PRESENÇAS E TERRITÓRIOS NEGROS

Filipe Graciano, arquiteto e urbanista, idealizador do Museu de Memória Negra, de Petrópolis, observa que a exposição revela não apenas a ideia de outras presenças, além da branca, “mas também o que foi aquele território”. “Queremos recuperar as origens das referências, tanto das terras que antes eram indígenas e depois foram ocupadas como fazendas imperiais, como a palavra quitanda, que no kimbundo, idioma falado em Angola, no antigo Reino do Dongo, origem de uma grande parte da população escravizada no Brasil”, explica. “Apresentamos uma outra possibilidade de olhar este passado histórico: as tecnologias, as filosofias, as relações de quilombos”.

 

Os bailes do Furacão 2000 começaram em Petrópolis, no início dos anos 1970, conta Filipe Graciano, e foram feitos no Quitandinha. Na exposição isso será lembrado em um documentário de Aline Castella e fotografias do Acervo Guarany, o criador do evento. “Ele sonorizava bailes black, e introduziu o soul, com um paredão de caixas de som de dois mil volts, daí o nome 2000”, diz Graciano. Registros de outros bailes no local – carnaval, black funk, jambetes e gafieira – também estarão na mostra.

 

Dispostas de acordo com os subtemas “Terras e Toponímias”, Origem da Palavra”, “Quitandinha de erê”, “Tecnologias Africanas”, “Mensagens suburbanas e memórias do território”, estarão obras dos artistas Achiles Luciano (uma videoinstalação com dois vídeos de animação, de 2023); Yhuri Cruz (a faixa “Negrociação” e o vídeo com o registro da performance com a faixa, “Minha língua está em sua boca e eu a quero de volta”, ambos de 2022); GRES Acadêmicos Grande Rio (imagens e peças do enredo do carnaval de 2023, "Quitandinha de erê"); PV Dias (seis obras da série “Rasurando Fidanza”, com pigmento mineral e nanquim sobre papel, de 2019;  Gê Viana (três obras em colagem digital sobre gravuras de Debret – “Levantamento do mastro. Festa do Divino Espírito Santo”, “Quitanda da cura desde 1810” e “Homens cultivam plantas e cogumelos em sua moradia. Com o forte cheiro das plantas em torno passarinhos se aproximam tentando aproveitar do licor das flores”, de 2020); Carybé (livro “Iconografia dos Deuses Africanos no Candomblé da Bahia”, 1980); Aline Castella (“Guarany – Eu sou o menino do Cinema Paradiso”, minidocumentário, 16’16,  de 2019); Acervo Guarany (Fotografias “Furacão 2000”, “Furacão 2001” e “Furacão 2002”); Ana Beatriz Almeida (“A Iniciação: O Mercado”, fotografia e vídeo, 7’37); Rafaela Pinah (três fotografias da série “Tramas e Translado”, da coleção Coolhunter Favela); e Heitor dos Prazeres (“Feira com Figuras”, óleo sobre tela, de 1961).

 

·         Núcleo 2 – Tomás Santa Rosa (1909-1956) – Salão Social, Piscina, Galeria das Estrelas, Gaiola e Jardim de Inverno.

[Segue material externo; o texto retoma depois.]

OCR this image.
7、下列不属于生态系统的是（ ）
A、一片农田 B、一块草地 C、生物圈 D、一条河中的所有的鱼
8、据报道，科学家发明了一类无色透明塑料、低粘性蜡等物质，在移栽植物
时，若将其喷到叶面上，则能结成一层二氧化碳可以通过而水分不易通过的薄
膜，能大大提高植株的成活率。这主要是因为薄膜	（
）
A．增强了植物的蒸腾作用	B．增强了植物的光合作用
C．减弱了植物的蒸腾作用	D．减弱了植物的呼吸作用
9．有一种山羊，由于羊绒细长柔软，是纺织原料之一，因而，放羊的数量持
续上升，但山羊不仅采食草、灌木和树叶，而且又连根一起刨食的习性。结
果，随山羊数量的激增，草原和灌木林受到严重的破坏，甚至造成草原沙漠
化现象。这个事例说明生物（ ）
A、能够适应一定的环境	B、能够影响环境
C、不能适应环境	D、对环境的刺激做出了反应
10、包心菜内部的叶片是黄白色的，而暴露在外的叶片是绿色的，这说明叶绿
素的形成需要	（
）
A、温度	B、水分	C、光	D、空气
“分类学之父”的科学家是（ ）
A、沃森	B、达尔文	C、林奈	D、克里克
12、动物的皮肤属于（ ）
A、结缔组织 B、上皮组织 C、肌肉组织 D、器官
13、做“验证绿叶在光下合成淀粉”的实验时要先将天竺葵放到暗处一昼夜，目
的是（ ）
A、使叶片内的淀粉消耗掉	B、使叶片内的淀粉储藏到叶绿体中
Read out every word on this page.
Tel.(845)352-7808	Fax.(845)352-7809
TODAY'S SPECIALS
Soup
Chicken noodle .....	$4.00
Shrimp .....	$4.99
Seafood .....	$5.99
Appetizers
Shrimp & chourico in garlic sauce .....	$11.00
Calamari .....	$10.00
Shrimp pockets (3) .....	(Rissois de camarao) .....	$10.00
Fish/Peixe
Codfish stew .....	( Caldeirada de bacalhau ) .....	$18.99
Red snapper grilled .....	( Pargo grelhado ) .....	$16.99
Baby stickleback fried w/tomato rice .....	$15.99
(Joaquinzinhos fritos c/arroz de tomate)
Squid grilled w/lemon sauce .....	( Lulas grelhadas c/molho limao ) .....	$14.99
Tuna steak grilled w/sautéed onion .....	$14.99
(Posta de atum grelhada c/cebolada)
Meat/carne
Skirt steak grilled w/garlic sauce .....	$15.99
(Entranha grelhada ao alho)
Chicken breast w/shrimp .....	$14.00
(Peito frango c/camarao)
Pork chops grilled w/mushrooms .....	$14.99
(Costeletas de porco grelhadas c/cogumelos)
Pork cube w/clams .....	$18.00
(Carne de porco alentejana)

Autor dos murais da Piscina e do Café-concerto, e da pintura decorativa de biombos, o artista paraibano Tomás Santa Rosa, que migrou para o Rio de Janeiro em 1932, tem sua importante trajetória mostrada em vários espaços do CCSQ. Com curadoria de Bruno Pinheiro e Marcelo Campos, o público verá as áreas de atuação marcante de Santa Rosa na cenografia, figurino, capas de livro, pinturas, aquarelas e caricaturas.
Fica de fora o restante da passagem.